When I learned to rebuild the old MACK 237 and 300 engines, my co-worker (veteran MACK mechanic with many years under his belt) always put about a half a teaspoon of oil in the "bowl" in the top of the piston. His reasoning was the first few times it was under compression and fired up, it would lube the cylinder walls. Lubriplate 105 was my go to assembly lube, although I did hear of an engine manufacturer that would void any warranty issues if they found something like that in the oil filter/s after an engine failure. I only had two engine failures in 35 plus years of rebuilding and one was from a bad vibration dampener the boss didn't want to R&R. Crankshaft broke (300 MACK) and the other was a DT530 IH that broke the crank.
 
I agree with RESLLS-- STP-- Use on all moving parts, it lubes your parts and stays put.. it is
sticky.. Then light weight oil - get oil pressure- run to warm up- drain and change oil filter.. Put in a
good break-in oil..
 
I use that, and also have a small bottle of the Permatex red assembly lube. Both seem to work just fine.
 
When I was building racing engines, I just used a mixture of half STP and half #30 engine oil on bearings, and dipped pistons and rings into straight #30 oil before assembling.

Never had a problem.

In fact, in all the years I raced, we only had two engine failures during a race. One was a fancy double roller racing timing chain. We went back to a plain old Chevy chain and no more timing chain problems.

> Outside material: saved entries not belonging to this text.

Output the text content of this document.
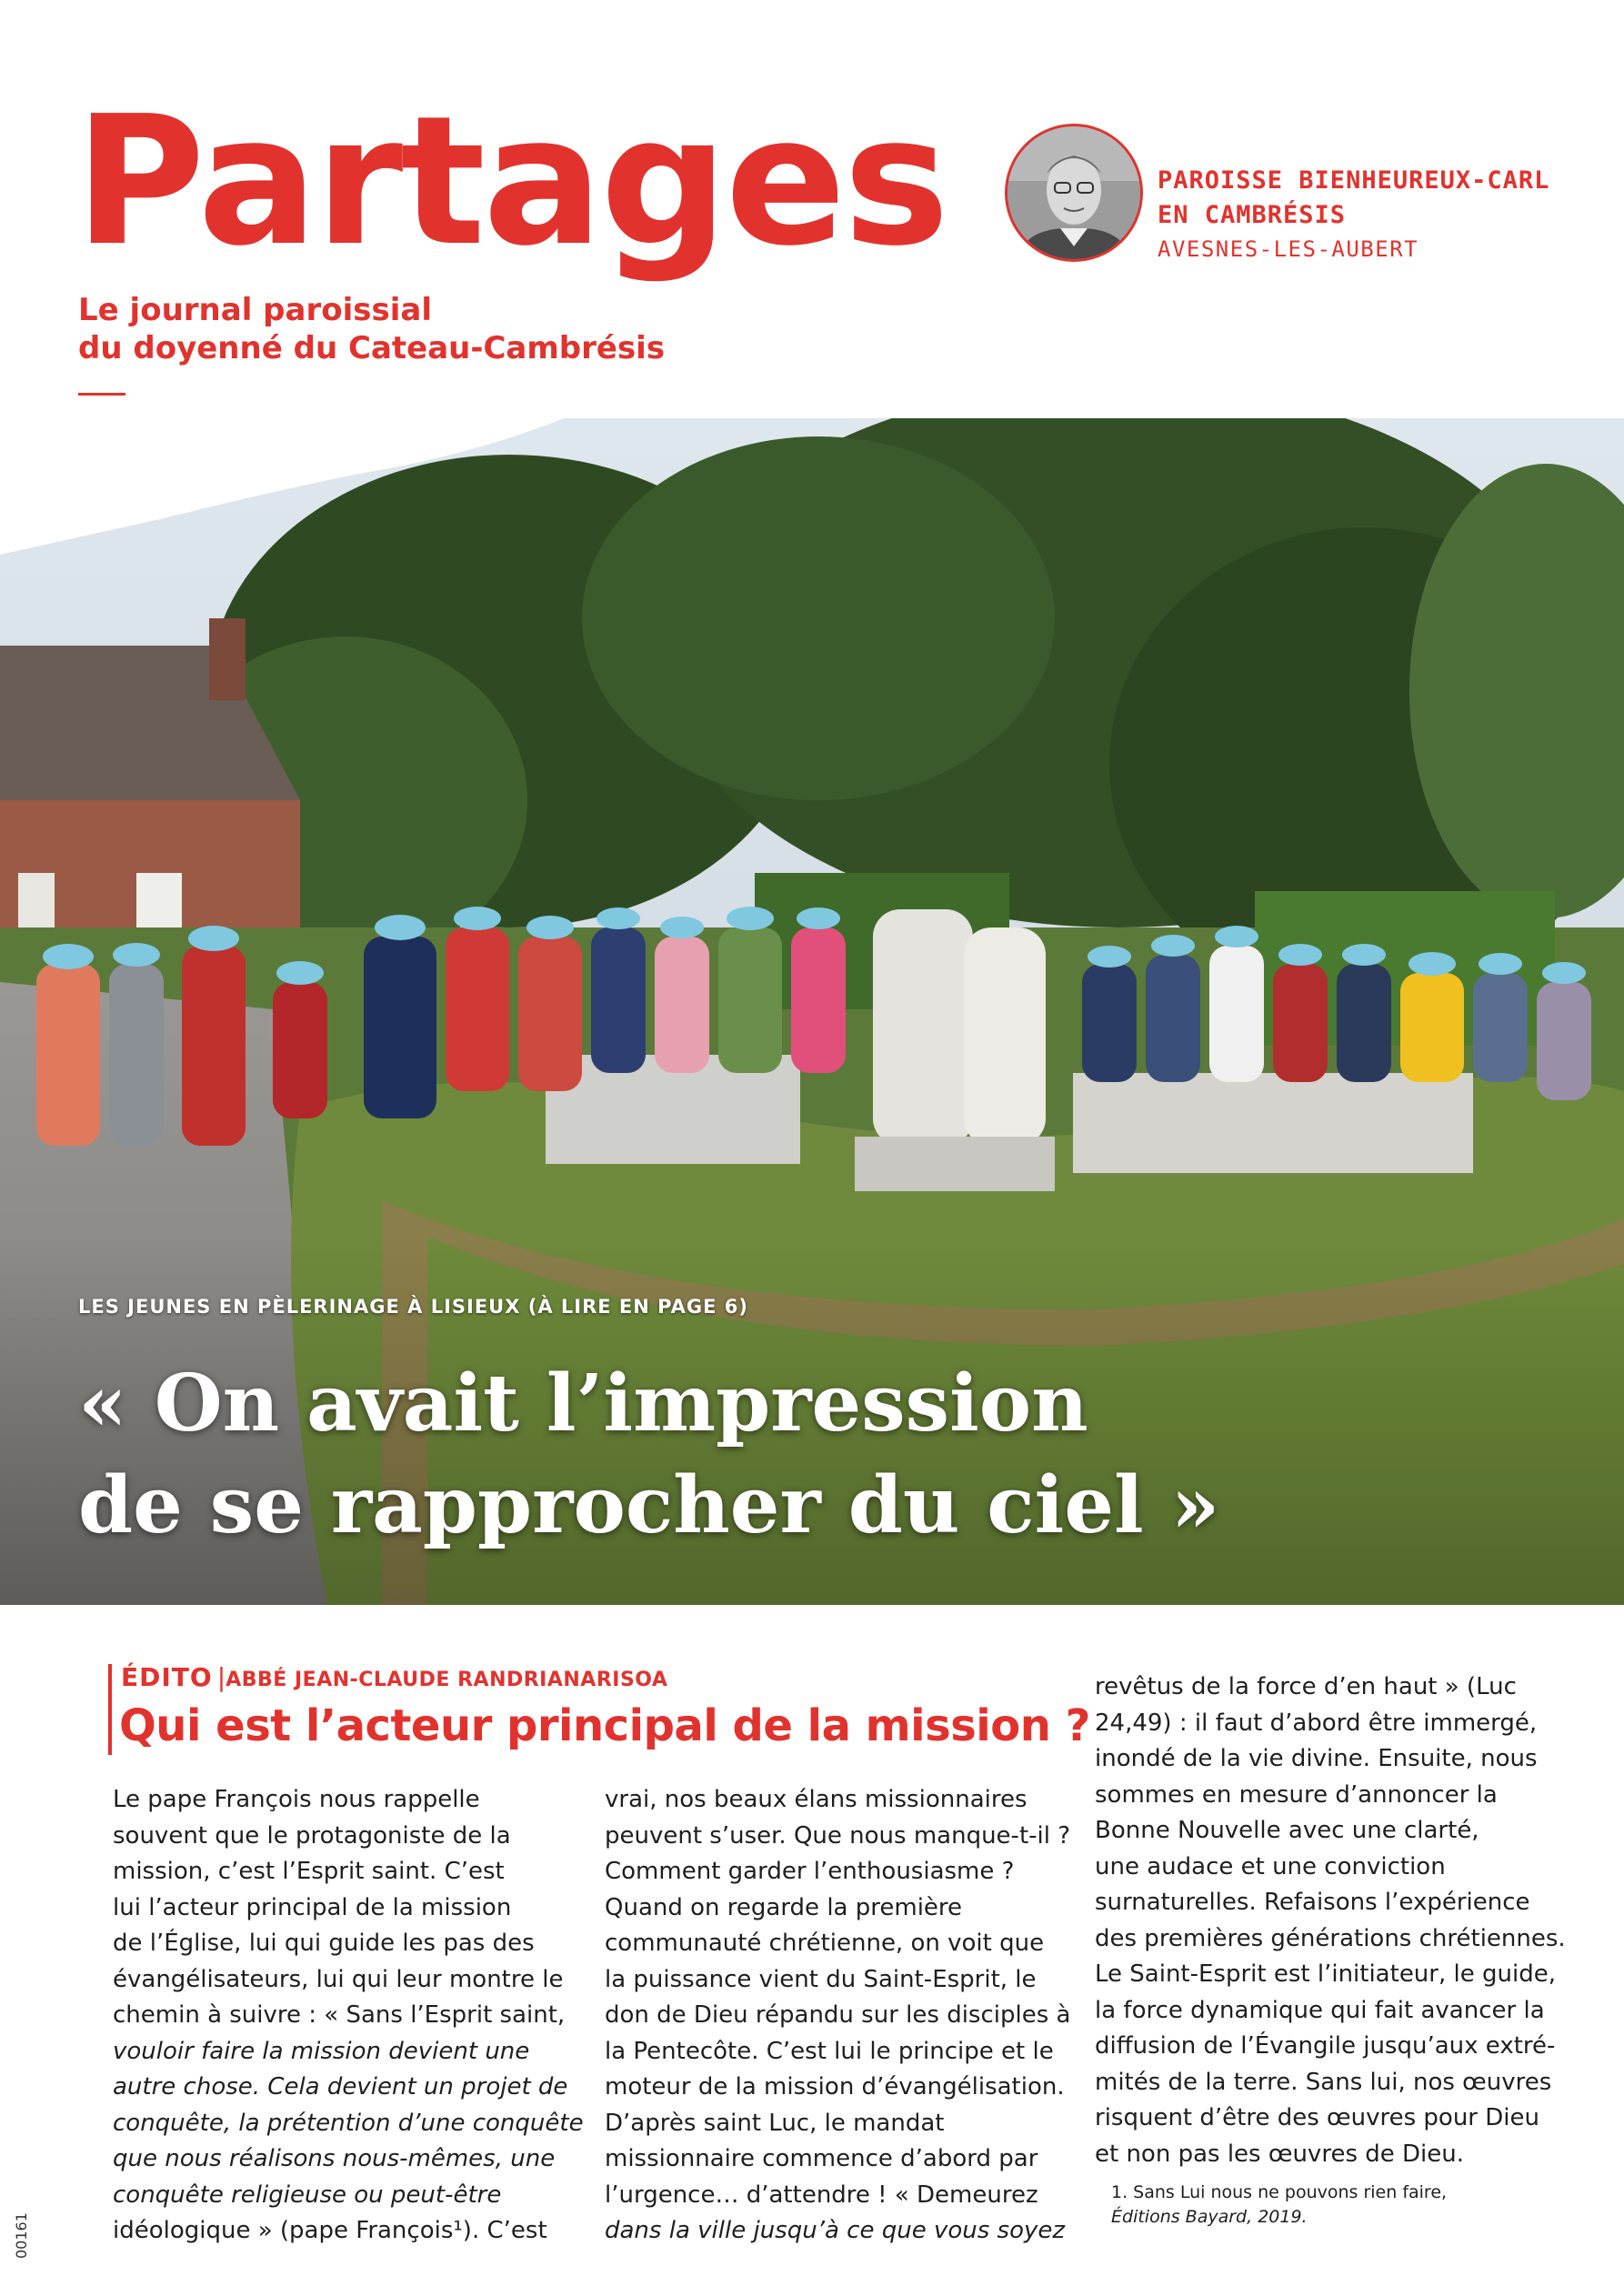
Partages
Le journal paroissial
du doyenné du Cateau-Cambrésis
PAROISSE BIENHEUREUX-CARL
EN CAMBRÉSIS
AVESNES-LES-AUBERT
LES JEUNES EN PÈLERINAGE À LISIEUX (À LIRE EN PAGE 6)
« On avait l’impression
de se rapprocher du ciel »
ÉDITO |ABBÉ JEAN-CLAUDE RANDRIANARISOA
Qui est l’acteur principal de la mission ?
Le pape François nous rappelle
souvent que le protagoniste de la
mission, c’est l’Esprit saint. C’est
lui l’acteur principal de la mission
de l’Église, lui qui guide les pas des
évangélisateurs, lui qui leur montre le
chemin à suivre : « Sans l’Esprit saint,
vouloir faire la mission devient une
autre chose. Cela devient un projet de
conquête, la prétention d’une conquête
que nous réalisons nous-mêmes, une
conquête religieuse ou peut-être
idéologique » (pape François¹). C’est
vrai, nos beaux élans missionnaires
peuvent s’user. Que nous manque-t-il ?
Comment garder l’enthousiasme ?
Quand on regarde la première
communauté chrétienne, on voit que
la puissance vient du Saint-Esprit, le
don de Dieu répandu sur les disciples à
la Pentecôte. C’est lui le principe et le
moteur de la mission d’évangélisation.
D’après saint Luc, le mandat
missionnaire commence d’abord par
l’urgence… d’attendre ! « Demeurez
dans la ville jusqu’à ce que vous soyez
revêtus de la force d’en haut » (Luc
24,49) : il faut d’abord être immergé,
inondé de la vie divine. Ensuite, nous
sommes en mesure d’annoncer la
Bonne Nouvelle avec une clarté,
une audace et une conviction
surnaturelles. Refaisons l’expérience
des premières générations chrétiennes.
Le Saint-Esprit est l’initiateur, le guide,
la force dynamique qui fait avancer la
diffusion de l’Évangile jusqu’aux extré-
mités de la terre. Sans lui, nos œuvres
risquent d’être des œuvres pour Dieu
et non pas les œuvres de Dieu.
1. Sans Lui nous ne pouvons rien faire,
Éditions Bayard, 2019.
00161
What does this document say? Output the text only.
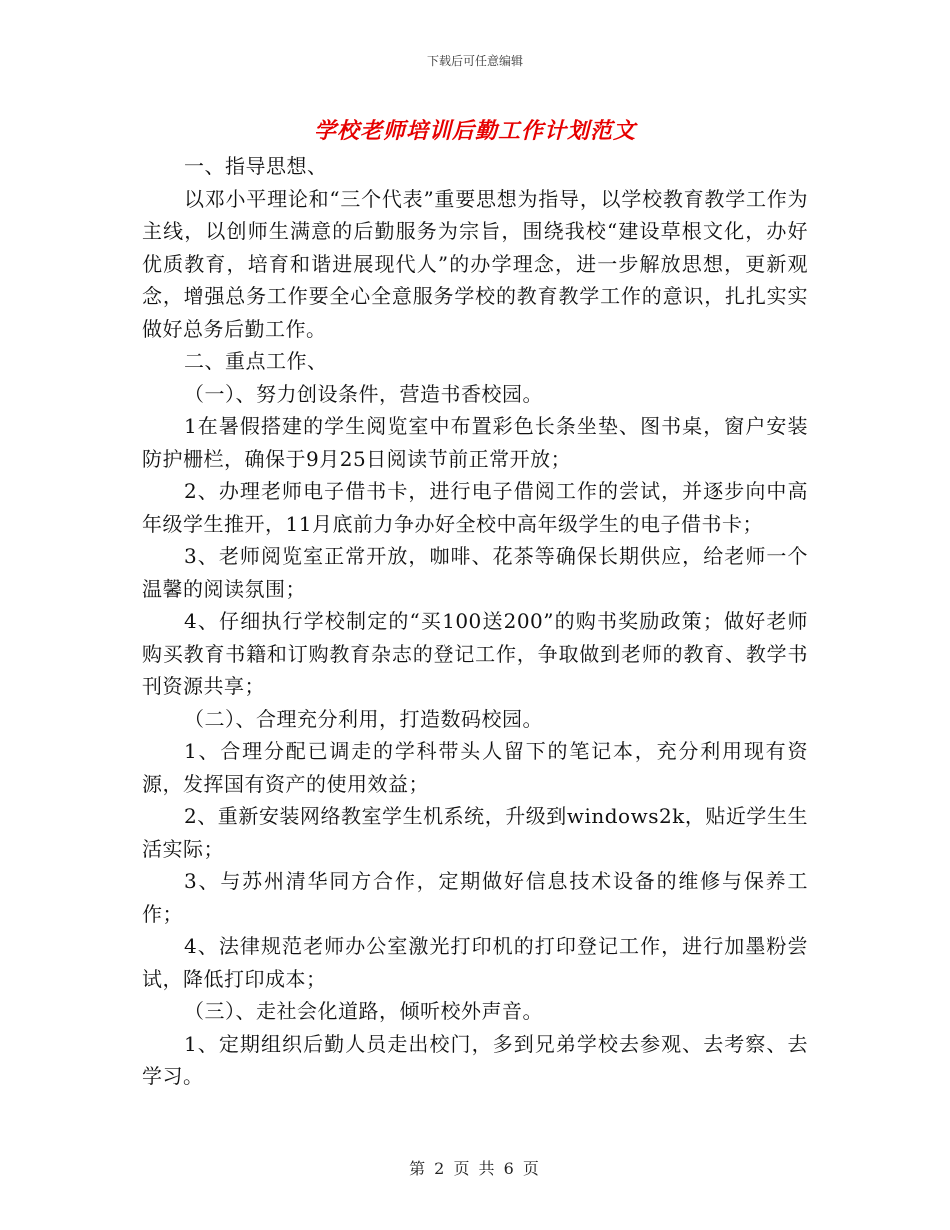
下载后可任意编辑
学校老师培训后勤工作计划范文

一、指导思想、

以邓小平理论和“三个代表”重要思想为指导，以学校教育教学工作为主线，以创师生满意的后勤服务为宗旨，围绕我校“建设草根文化，办好优质教育，培育和谐进展现代人”的办学理念，进一步解放思想，更新观念，增强总务工作要全心全意服务学校的教育教学工作的意识，扎扎实实做好总务后勤工作。

二、重点工作、

（一）、努力创设条件，营造书香校园。

1在暑假搭建的学生阅览室中布置彩色长条坐垫、图书桌，窗户安装防护栅栏，确保于9月25日阅读节前正常开放；

2、办理老师电子借书卡，进行电子借阅工作的尝试，并逐步向中高年级学生推开，11月底前力争办好全校中高年级学生的电子借书卡；

3、老师阅览室正常开放，咖啡、花茶等确保长期供应，给老师一个温馨的阅读氛围；

4、仔细执行学校制定的“买100送200”的购书奖励政策；做好老师购买教育书籍和订购教育杂志的登记工作，争取做到老师的教育、教学书刊资源共享；

（二）、合理充分利用，打造数码校园。

1、合理分配已调走的学科带头人留下的笔记本，充分利用现有资源，发挥国有资产的使用效益；

2、重新安装网络教室学生机系统，升级到windows2k，贴近学生生活实际；

3、与苏州清华同方合作，定期做好信息技术设备的维修与保养工作；

4、法律规范老师办公室激光打印机的打印登记工作，进行加墨粉尝试，降低打印成本；

（三）、走社会化道路，倾听校外声音。

1、定期组织后勤人员走出校门，多到兄弟学校去参观、去考察、去学习。

第 2 页 共 6 页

The other was an engine blew and we put enough of it back together to determine a connecting rod cap bolt had broken. After that, we never torqued rod cap bolts more than twice. We'd install new bolts, reuse them once, and pitch them.
 
The shop I worked in didn't do a lot of complete engine builds but when we did the boss always used STP on everything, primed the oil pump
and then fired them up.
 
I have always used Permatex products, engine bearing lube, assembly lube and cam lube. Has worked well for me it seems as I have never had a failure yet. ( 40 years ) I think they may have discontinued or consolidated the engine bearing lube but I still have some from the old days.
 
STP on the bearings, any clean motor oil on the rings/pistons, Copper Coat spray on the head gasket and 3M black adhesive on other gaskets. gm
 

When I was a Warehouse distributor for Clevite we sold and used their

bearing guard and their cam lube , great products.